David Mann (Dennis Weaver) è un pacifico agente di commercio che durante un viaggio di lavoro, a bordo della sua Plymouth Valiant rossa, lungo le polverose e deserte superstrade californiane, si trova a superare un enorme ed imponente camion. Subito dopo il sorpasso inizierà un angosciante e grottesco “duello” tra il commesso viaggiatore e l’autista del camion del quale non vedremo mai il volto e tanto meno conosceremo l’identità. Egli cercherà costantemente di buttare fuori strada il pover’uomo che dopo qualche attimo di perplessità accetterà suo malgrado di prender parte ad una surreale gara, al termine della quale solo uno dei due rimarrà in vita. Duel, girato nel 1971, è la pellicola d’esordio del regista americano Steven Spielberg allora poco più che venticinquenne. Il film, girato in sole due settimane, ètratto dal racconto omonimo dello scrittore Richard Matheson, maestro del genere horror che cura anche la sceneggiatura.

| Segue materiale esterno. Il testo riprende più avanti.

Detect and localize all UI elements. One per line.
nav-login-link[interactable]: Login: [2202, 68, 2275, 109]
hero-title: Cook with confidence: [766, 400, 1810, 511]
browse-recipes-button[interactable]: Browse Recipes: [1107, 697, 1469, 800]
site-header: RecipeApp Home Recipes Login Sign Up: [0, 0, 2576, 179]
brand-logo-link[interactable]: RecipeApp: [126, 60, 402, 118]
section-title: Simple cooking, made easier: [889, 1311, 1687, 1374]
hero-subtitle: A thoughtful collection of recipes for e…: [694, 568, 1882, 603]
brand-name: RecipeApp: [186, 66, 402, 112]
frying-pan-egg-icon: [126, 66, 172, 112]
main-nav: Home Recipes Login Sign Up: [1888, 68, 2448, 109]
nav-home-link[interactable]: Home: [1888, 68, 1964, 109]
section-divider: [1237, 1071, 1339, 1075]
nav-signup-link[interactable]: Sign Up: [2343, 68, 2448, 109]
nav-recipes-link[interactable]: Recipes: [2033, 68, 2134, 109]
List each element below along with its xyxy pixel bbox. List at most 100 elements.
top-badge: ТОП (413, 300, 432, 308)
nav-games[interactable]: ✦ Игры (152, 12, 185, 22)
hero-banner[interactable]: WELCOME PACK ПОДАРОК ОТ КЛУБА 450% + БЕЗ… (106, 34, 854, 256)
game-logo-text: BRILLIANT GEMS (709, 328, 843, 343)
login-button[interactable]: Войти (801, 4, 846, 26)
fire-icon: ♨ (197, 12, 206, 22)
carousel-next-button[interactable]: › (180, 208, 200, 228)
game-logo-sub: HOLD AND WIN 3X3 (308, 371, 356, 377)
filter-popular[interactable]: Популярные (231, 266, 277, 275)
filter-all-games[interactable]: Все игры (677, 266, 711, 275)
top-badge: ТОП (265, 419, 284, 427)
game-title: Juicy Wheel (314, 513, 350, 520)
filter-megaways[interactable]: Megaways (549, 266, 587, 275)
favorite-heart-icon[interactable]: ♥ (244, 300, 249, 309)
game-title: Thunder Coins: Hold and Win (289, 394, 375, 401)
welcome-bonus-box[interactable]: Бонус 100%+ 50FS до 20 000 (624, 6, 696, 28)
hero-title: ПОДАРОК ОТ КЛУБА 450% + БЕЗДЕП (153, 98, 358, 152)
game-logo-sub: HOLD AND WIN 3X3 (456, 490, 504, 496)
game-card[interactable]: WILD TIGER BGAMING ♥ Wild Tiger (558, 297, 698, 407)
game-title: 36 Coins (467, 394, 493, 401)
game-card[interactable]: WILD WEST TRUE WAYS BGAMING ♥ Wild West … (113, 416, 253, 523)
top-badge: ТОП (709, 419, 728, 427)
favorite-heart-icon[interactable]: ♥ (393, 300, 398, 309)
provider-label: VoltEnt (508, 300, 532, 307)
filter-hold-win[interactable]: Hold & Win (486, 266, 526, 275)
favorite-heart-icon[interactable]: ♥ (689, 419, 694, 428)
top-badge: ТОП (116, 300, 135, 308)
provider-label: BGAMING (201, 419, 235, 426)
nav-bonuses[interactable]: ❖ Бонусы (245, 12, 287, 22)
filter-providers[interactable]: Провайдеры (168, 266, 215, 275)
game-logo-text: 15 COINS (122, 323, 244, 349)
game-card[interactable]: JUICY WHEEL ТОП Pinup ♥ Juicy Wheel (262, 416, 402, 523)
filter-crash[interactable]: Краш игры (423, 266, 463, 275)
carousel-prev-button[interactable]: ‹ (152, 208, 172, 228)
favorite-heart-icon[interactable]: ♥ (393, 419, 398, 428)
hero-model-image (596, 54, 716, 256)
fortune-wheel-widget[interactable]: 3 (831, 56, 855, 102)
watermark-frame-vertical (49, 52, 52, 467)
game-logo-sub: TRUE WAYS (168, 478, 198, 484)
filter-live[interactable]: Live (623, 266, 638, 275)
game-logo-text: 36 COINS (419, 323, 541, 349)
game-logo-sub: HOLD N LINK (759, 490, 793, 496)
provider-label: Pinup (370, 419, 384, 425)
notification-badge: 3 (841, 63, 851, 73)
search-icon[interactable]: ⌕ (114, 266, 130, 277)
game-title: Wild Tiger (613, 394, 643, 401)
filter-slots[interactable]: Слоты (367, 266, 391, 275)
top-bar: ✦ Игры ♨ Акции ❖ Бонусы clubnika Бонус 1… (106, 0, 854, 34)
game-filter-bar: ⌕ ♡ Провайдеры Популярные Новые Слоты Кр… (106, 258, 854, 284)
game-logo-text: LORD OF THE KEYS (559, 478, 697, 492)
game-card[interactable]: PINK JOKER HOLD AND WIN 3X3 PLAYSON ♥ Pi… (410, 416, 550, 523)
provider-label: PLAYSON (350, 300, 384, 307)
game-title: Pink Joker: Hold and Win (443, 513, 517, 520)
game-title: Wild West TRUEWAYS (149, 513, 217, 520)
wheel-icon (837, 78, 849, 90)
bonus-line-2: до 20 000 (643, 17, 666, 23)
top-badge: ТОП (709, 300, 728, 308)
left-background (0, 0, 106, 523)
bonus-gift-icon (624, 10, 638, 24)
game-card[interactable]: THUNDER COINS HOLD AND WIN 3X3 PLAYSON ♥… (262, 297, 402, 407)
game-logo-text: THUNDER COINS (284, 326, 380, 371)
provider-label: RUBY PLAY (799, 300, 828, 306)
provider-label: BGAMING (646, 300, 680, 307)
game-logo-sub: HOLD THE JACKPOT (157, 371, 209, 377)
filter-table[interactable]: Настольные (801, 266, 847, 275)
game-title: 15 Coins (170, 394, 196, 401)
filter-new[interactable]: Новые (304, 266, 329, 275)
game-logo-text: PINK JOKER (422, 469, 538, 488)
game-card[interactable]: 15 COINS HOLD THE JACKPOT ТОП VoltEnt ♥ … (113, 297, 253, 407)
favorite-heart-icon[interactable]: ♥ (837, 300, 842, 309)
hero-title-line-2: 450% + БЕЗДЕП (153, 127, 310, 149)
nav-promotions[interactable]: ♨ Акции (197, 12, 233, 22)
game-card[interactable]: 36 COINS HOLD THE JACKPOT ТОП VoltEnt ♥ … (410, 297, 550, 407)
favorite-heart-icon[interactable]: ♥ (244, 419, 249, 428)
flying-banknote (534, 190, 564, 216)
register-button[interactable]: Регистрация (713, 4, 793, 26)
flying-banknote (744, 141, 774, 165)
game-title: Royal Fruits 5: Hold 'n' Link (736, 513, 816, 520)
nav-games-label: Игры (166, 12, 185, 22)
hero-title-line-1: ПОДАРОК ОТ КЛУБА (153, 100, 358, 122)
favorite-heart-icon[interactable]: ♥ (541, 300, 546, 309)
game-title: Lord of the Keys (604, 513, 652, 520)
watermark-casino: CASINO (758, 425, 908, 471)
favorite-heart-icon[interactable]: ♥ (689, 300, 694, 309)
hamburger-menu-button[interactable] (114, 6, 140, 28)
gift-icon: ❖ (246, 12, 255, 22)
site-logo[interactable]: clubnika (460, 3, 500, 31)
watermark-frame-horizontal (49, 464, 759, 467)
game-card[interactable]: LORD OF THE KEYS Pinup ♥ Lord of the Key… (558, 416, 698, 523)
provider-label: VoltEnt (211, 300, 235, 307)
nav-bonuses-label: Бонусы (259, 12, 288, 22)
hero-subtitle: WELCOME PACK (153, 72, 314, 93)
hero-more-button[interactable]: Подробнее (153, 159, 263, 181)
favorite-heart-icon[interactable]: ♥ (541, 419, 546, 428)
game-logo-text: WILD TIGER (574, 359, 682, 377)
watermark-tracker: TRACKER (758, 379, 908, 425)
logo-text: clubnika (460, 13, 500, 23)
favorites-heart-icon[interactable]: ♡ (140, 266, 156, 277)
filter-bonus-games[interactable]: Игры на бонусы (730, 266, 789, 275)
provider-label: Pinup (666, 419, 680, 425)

Prima del debutto cinematografico Duel, attraverso un passaggio in televisione piace molto al pubblico. E’ per questo motivo che un paio d’anni dopo Spielberg aggiunge nuove scene al film che viene in questo modo distribuito nelle sale cinematografiche. Duel ottiene uno strepitoso successo e in breve tempo diventa un vero e proprio cult. Ciò che lo ha reso tale è sicuramente la trama angosciante e surreale. Negli anni Settanta di pellicole on the road a Hollywood se ne erano già viste, Easy Rider probabilmente è quella più nota e rappresentativa. Essere però inseguiti da un camion fantasma era una novità. Dall’evidente contenuto metaforico, il viaggio dello sventurato agente di commercio in Duel altro non è che il viaggio della vita. Un viaggio durante il quale ci si trova ad essere minacciati da difficoltà che incombono e che rendono d’improvviso l’esistenza tranquilla di ognuno di noi una sorta di incubo dal quale non riusciamo a svegliarci.
Il dramma psicologico del protagonista del film, la sua impotenza nei confronti della presenza aleatoria e al tempo stesso minacciosa del camionista è ciò che maggiormente colpisce lo spettatore. Il film, a quasi cinquant’anni dalla sua uscita non appare datato e risulta ancora oggi estremamente godibile sebbene non manchino alcune scelte narrative alquanto ingenue. I monologhi interiori del protagonista, attraverso i quali Spielberg ci mette al corrente delle sue paranoie e dei suoi timori sono talvolta banali. Sebbene Duel sia l’opera prima di Steven Spielberg, egli dimostra già una spiccata maturità artistica, una grande abilità nel dirigere una pellicola cinematografica. Tutto ciò è evidente nella regia con la quale alterna abilmente primi piani a campi lunghi,(soprattutto nelle scene degli inseguimenti) e nel montaggio serrato ed incalzante, che dona un ritmo forsennato ad una storia abbastanza esile.
L’incipt di Duel, infatti, a ben guardarlo è alquanto fragile per non dire banale. Steven Spielberg dilata il breve soggetto, lo porta alle estreme conseguenze e lo rende un thriller pieno di tensione, adrenalinico e angosciante, una sorta di incubo che sembra non avere fine. Duel è un capolavoro di suspence e quella di Spielberg è una grande lezione di cinema in un’epoca nella quale si assiste ad importanti cambiamenti nel panorama cinematografico. Siamo negli anni Settanta e si afferma la cosiddetta New Hollywood che segna un periodo di grande rinnovamento nel cinema americano, dopo il crollo del decennio precedente causato dall’avvento della televisione e dal successo di un certo cinema europeo (per lo più francese ed italiano).
Hollywood decide necessariamente di rinnovarsi e si apre a nuovi registi che al contrario di ciò che accadeva in passato, ottengono il completo controllo sui loro film. E’ in questo decennio che si affermano registi come Scorsese, De Palma, Altman, Coppola che donano alle loro opere un’impronta di indubbia autorialità. Steven Spielberg riesce nei suoi film degli anni Settanta, ( a Duel seguiranno capolavori come Sugarland Express e Lo squalo ) a trovare un giusto equilibrio tra un cinema qualitativamente alto e quello cosiddetto commerciale che riscuote un gran successo di pubblico. Per questo motivo la produzione spielberghiana non ha mai convinto pienamente quella parte della critica cinematografica che lo ritiene ancora oggi un regista di blockbuster. Si tratta di un’accezione negativa che poco si addice ad un autore che, al di là dei suoi limiti e degli inevitabili flop (pochi in verità), possiede un evidente talento registico grazie al quale ha “fatto” la storia del cinema.